ここで少し個人的なことを。
僕の妻は中国人である。そのため文化的な違いを実感することがある。当然死に対する考えの違いもあるのだ。
どうも中国人一般の人々は、次のように信じているようだ。人が死んだら、18年経つと、新たに生まれ変わる。輪廻転生のひとつだろうか。妻の父親が亡くなって20年以上になる。よく妻は「18年・・・」と話していたのだが、父親が亡くなって18年経ったから、今新しい命となり、どこかで生きていると言うのである。僕はそれを聞きながら、「そういう風に考えてるんだあ」程度に受け止めていた。これは妻だけではない。中国の親戚、妻の中国人の友人も同様の考えがあるようだ。
死に対して、どのような位置付けをして、死者をどう位置づけるのか、死後どのような世界を描くのかは、当然だが、文化に拠るところである。日本人のそれらも同様である。
夏になると、沖縄戦の被害者の骨を探す人々がいる。ちょうど僕が大学生の頃、御巣鷹山に飛行機が墜落した。その時の被害者の骨を探す遺族がいまでもいる。同僚のフランス人が理解できないと言っていたのを思い出す。でも、日本人である僕には理解できてしまう。
死をめぐる人々の思いは文化の違いがあらわになる。この文章では、日本では「死者を許す文明」であり、その背後には「祟り」を恐れる宗教が控えてきたと論じてきた。

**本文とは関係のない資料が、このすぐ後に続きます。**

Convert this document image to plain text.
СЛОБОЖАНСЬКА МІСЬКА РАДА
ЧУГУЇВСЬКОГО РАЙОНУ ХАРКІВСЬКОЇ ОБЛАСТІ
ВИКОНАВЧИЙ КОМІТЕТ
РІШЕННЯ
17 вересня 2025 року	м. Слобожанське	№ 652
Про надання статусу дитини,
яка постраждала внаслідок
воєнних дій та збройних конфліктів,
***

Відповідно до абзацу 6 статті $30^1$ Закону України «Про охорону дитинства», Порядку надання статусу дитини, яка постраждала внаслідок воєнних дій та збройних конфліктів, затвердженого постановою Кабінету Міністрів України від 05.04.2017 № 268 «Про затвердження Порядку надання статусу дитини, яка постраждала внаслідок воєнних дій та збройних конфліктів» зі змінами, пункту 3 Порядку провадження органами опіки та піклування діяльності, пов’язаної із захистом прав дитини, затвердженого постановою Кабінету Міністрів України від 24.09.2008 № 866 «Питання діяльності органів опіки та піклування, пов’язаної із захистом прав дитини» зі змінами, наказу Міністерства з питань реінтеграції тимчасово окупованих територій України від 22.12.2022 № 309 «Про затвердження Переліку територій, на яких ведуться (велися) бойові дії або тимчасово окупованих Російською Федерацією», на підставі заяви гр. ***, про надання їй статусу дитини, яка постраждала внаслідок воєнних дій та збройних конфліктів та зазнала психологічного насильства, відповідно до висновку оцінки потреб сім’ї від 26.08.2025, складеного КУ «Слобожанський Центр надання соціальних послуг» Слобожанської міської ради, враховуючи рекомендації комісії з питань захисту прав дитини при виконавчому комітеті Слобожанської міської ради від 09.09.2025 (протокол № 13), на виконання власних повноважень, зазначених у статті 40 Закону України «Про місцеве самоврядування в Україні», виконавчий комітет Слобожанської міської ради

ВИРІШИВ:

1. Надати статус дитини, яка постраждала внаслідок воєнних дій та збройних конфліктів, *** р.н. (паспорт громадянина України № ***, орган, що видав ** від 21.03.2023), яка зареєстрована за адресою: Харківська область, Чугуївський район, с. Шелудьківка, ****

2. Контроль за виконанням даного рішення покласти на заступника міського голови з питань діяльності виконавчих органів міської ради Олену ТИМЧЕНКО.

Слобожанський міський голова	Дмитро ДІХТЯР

中国には「死者を許す文明」ははない。はっきり言えば、「死者を許さない文明」であると、山折さんは指摘する。ここで勘違いしないでほしい。文明に優劣があるのではない。中国嫌いの人であれば、「だから中国人は酷いことを平気でするんだよ」などとしたり顔で言いそうだが、日本のそれも、祟られるのが恐くて作られた忌避でしかない。そのようなプロセスで「死者を許す文明」と観念化され、中国のそれは「死者を許さない文明」と観念化されている。
このような文化間での考えの違いは、レヴィ=ストロースの西洋中心主義批判と同じ図式化(ダイコトミー)であるが、どうしても自分が正しいと思ってしまう(自文化中心主義)ので、そこを相対化したいとは思う。
中国では「死者を許さない文明」であるとされるが、山折さんは中国の伍子胥(ごししょ)の話を取り上げている。詳細は省くが、伍子胥は死体に鞭打って生前の恨みを晴らした政治家である。孔子の時代であるが、ここから「死屍に鞭打つ」との言葉ができた。この伍子胥も「死屍に鞭打」たれることになる。因果応報である。
日本では死者は許されるが、中国では死者といえども許されるどころか、墓から引きずり出しても恨みを晴らすのである。これは中国で一過性のものではなく、歴史的に受け継がれているという。中国の恨みは、日本の「祟り」のように、死者をカミとすることではなく、生者と同様、死者も生きているとして扱い、恨みを晴らすのである。
ここから発見できるのは、日本では生者と死者を分かつ文化であるが、中国では生者と死者(死体と言ったほうがいいだろうか)を同一の存在として扱う文化である。ここに中国人の「愛」と「憎」の伝統文化があるという。日本が「祟り」「鎮め」の文化であるとすれば、中国は「愛」と「憎」の文化であろうか。
これは両文明の中で培われた文化文明、生と死に対して、どのような観念を加えてきたのかという問題である。ちなみに西欧においても、死んでしまえば許されるということはない。ヒトラーを思い出せばいいのだが、生きている時悪行を重ね死んでしまったら、そのような悪行がどうしておきたのか、二度と起こさないという考えで文化を作ってきたと思う。これはヒトラーという死者を日本的にも、中国的にも扱っていないことは、わかりやすいだろう。おそらく西欧的近代的な、あるいは科学的なものの見方が、我々よりも色濃いのではないだろうか。そのうち考えてみたい。
そして、朝鮮半島はどうであろうかという問題が残る。